Well, by looking at more advanced countries that do have universal healthcare at fairly reasonable tax rates, there are models for how it can be done without doubling our taxes..


> One reason some are opposed to going to a government paid system is the fact that we spend so much on that where if the costs were simply doubled it'd be a rediculous expense.

They're wrong because Medicare and Medicaid are more efficient and control costs better than the private sector. Costs are already more than doubled once you add in the private sector. Even if taxes were doubled y'all would still end up paying less on the net because your employers are already paying for healthcare, which is a private tax.


>One reason some are opposed to going to a government paid system is the fact that we spend so much on that where if the costs were simply doubled it'd be a rediculous expense.

Or maybe people would realize a County like Germany is able to cover the entire County (2x as many people as Medicare) while spending half the Medicare budget. Then, questions of waste and fraud might pop up, which no one involved wants to happen.


Germany's healthcare is very efficient, but definitely very conservative in the treatments.

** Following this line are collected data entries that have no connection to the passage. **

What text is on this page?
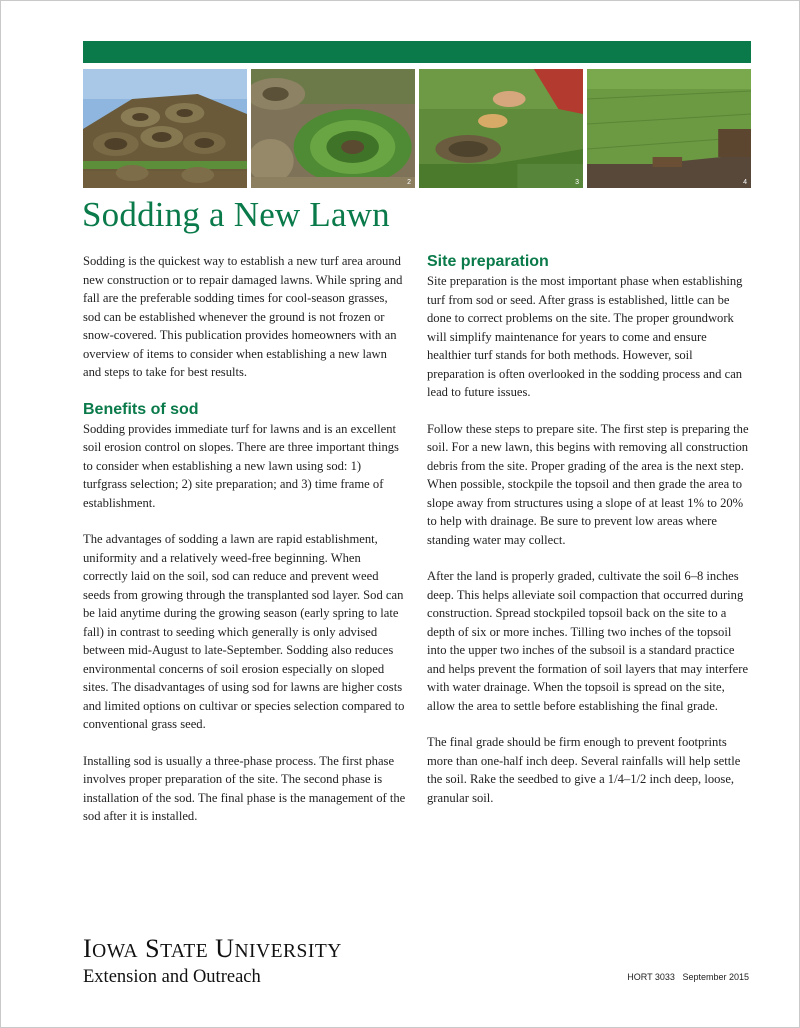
2	3	4
Sodding a New Lawn

Sodding is the quickest way to establish a new turf area around new construction or to repair damaged lawns. While spring and fall are the preferable sodding times for cool-season grasses, sod can be established whenever the ground is not frozen or snow-covered. This publication provides homeowners with an overview of items to consider when establishing a new lawn and steps to take for best results.

Benefits of sod

Sodding provides immediate turf for lawns and is an excellent soil erosion control on slopes. There are three important things to consider when establishing a new lawn using sod: 1) turfgrass selection; 2) site preparation; and 3) time frame of establishment.

The advantages of sodding a lawn are rapid establishment, uniformity and a relatively weed-free beginning. When correctly laid on the soil, sod can reduce and prevent weed seeds from growing through the transplanted sod layer. Sod can be laid anytime during the growing season (early spring to late fall) in contrast to seeding which generally is only advised between mid-August to late-September. Sodding also reduces environmental concerns of soil erosion especially on sloped sites. The disadvantages of using sod for lawns are higher costs and limited options on cultivar or species selection compared to conventional grass seed.

Installing sod is usually a three-phase process. The first phase involves proper preparation of the site. The second phase is installation of the sod. The final phase is the management of the sod after it is installed.

Site preparation

Site preparation is the most important phase when establishing turf from sod or seed. After grass is established, little can be done to correct problems on the site. The proper groundwork will simplify maintenance for years to come and ensure healthier turf stands for both methods. However, soil preparation is often overlooked in the sodding process and can lead to future issues.

Follow these steps to prepare site. The first step is preparing the soil. For a new lawn, this begins with removing all construction debris from the site. Proper grading of the area is the next step. When possible, stockpile the topsoil and then grade the area to slope away from structures using a slope of at least 1% to 20% to help with drainage. Be sure to prevent low areas where standing water may collect.

After the land is properly graded, cultivate the soil 6–8 inches deep. This helps alleviate soil compaction that occurred during construction. Spread stockpiled topsoil back on the site to a depth of six or more inches. Tilling two inches of the topsoil into the upper two inches of the subsoil is a standard practice and helps prevent the formation of soil layers that may interfere with water drainage. When the topsoil is spread on the site, allow the area to settle before establishing the final grade.

The final grade should be firm enough to prevent footprints more than one-half inch deep. Several rainfalls will help settle the soil. Rake the seedbed to give a 1/4–1/2 inch deep, loose, granular soil.

IOWA STATE UNIVERSITY
Extension and Outreach	HORT 3033 September 2015
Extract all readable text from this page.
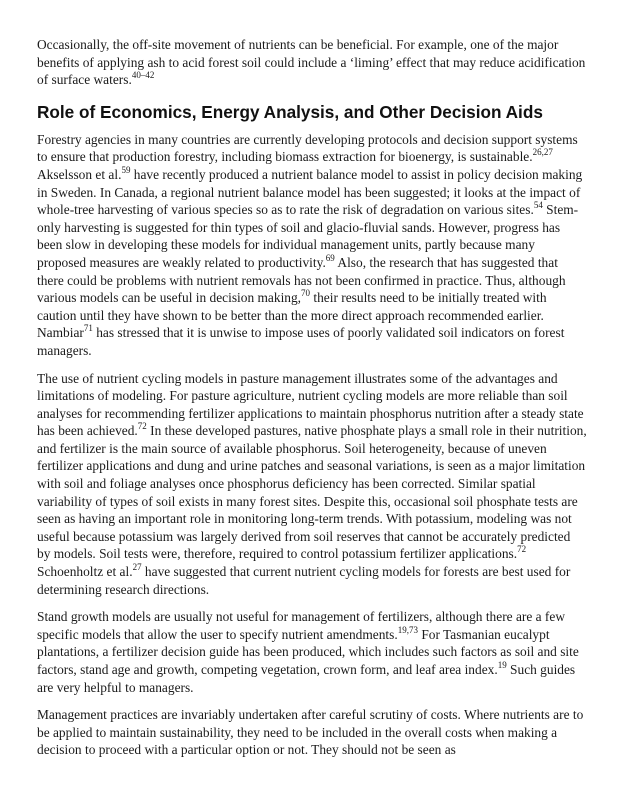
Occasionally, the off-site movement of nutrients can be beneficial. For example, one of the major benefits of applying ash to acid forest soil could include a ‘liming’ effect that may reduce acidification of surface waters.$^{40-42}$

Role of Economics, Energy Analysis, and Other Decision Aids

Forestry agencies in many countries are currently developing protocols and decision support systems to ensure that production forestry, including biomass extraction for bioenergy, is sustainable.$^{26,27}$ Akselsson et al.$^{59}$ have recently produced a nutrient balance model to assist in policy decision making in Sweden. In Canada, a regional nutrient balance model has been suggested; it looks at the impact of whole-tree harvesting of various species so as to rate the risk of degradation on various sites.$^{54}$ Stem-only harvesting is suggested for thin types of soil and glacio-fluvial sands. However, progress has been slow in developing these models for individual management units, partly because many proposed measures are weakly related to productivity.$^{69}$ Also, the research that has suggested that there could be problems with nutrient removals has not been confirmed in practice. Thus, although various models can be useful in decision making,$^{70}$ their results need to be initially treated with caution until they have shown to be better than the more direct approach recommended earlier. Nambiar$^{71}$ has stressed that it is unwise to impose uses of poorly validated soil indicators on forest managers.

The use of nutrient cycling models in pasture management illustrates some of the advantages and limitations of modeling. For pasture agriculture, nutrient cycling models are more reliable than soil analyses for recommending fertilizer applications to maintain phosphorus nutrition after a steady state has been achieved.$^{72}$ In these developed pastures, native phosphate plays a small role in their nutrition, and fertilizer is the main source of available phosphorus. Soil heterogeneity, because of uneven fertilizer applications and dung and urine patches and seasonal variations, is seen as a major limitation with soil and foliage analyses once phosphorus deficiency has been corrected. Similar spatial variability of types of soil exists in many forest sites. Despite this, occasional soil phosphate tests are seen as having an important role in monitoring long-term trends. With potassium, modeling was not useful because potassium was largely derived from soil reserves that cannot be accurately predicted by models. Soil tests were, therefore, required to control potassium fertilizer applications.$^{72}$ Schoenholtz et al.$^{27}$ have suggested that current nutrient cycling models for forests are best used for determining research directions.

Stand growth models are usually not useful for management of fertilizers, although there are a few specific models that allow the user to specify nutrient amendments.$^{19,73}$ For Tasmanian eucalypt plantations, a fertilizer decision guide has been produced, which includes such factors as soil and site factors, stand age and growth, competing vegetation, crown form, and leaf area index.$^{19}$ Such guides are very helpful to managers.

Management practices are invariably undertaken after careful scrutiny of costs. Where nutrients are to be applied to maintain sustainability, they need to be included in the overall costs when making a decision to proceed with a particular option or not. They should not be seen as
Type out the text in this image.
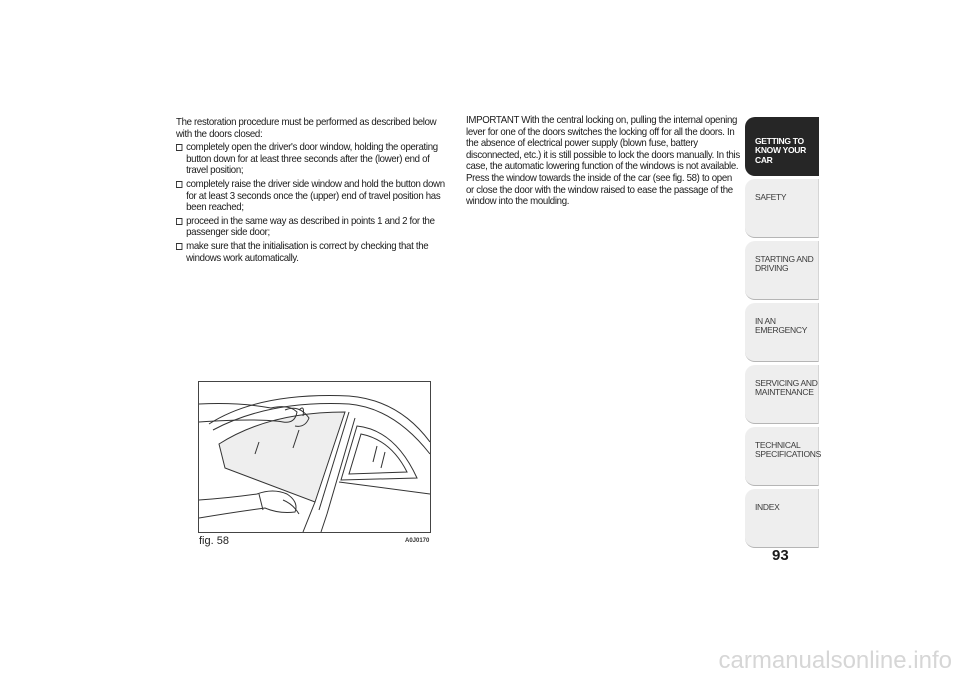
The restoration procedure must be performed as described below with the doors closed:

completely open the driver's door window, holding the operating button down for at least three seconds after the (lower) end of travel position;
completely raise the driver side window and hold the button down for at least 3 seconds once the (upper) end of travel position has been reached;
proceed in the same way as described in points 1 and 2 for the passenger side door;
make sure that the initialisation is correct by checking that the windows work automatically.

IMPORTANT With the central locking on, pulling the internal opening lever for one of the doors switches the locking off for all the doors. In the absence of electrical power supply (blown fuse, battery disconnected, etc.) it is still possible to lock the doors manually. In this case, the automatic lowering function of the windows is not available. Press the window towards the inside of the car (see fig. 58) to open or close the door with the window raised to ease the passage of the window into the moulding.

fig. 58	A0J0170
GETTING TO KNOW YOUR CAR
SAFETY
STARTING AND DRIVING
IN AN EMERGENCY
SERVICING AND MAINTENANCE
TECHNICAL SPECIFICATIONS
INDEX
93
carmanualsonline.info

Issues are often just ignored until they go away. It usually works fine though, so it's not necessarily bad.


>Issues are often just ignored until they go away.

In someways thats part of the reason our Medicare program is so expensive.

In the US we essentially go an entire lifetime without regular/preventative care, then when patients become eligible for Medicare, they have a lifetime worth of chronic illness that is treated on the tax payers dime.

7 out of 10 Medicare have at least 1 chronic condition, and chronic conditions are notoriously expensive to treat. Whereas nearly 100% of chronic conditions could be avoided if the patient had regular/preventative care (for example identifying prediabetics or patients with high blood pressure, or heart disease) while they were young enough to make the lifestyle changes to avoid these conditions altogether. Our system is essentially designed to ensure patients are both chronically ill and expensive before they are eligible for coverage.


Excess care and excess testing are not always correlated with better health outcomes. Doing more isn't always better.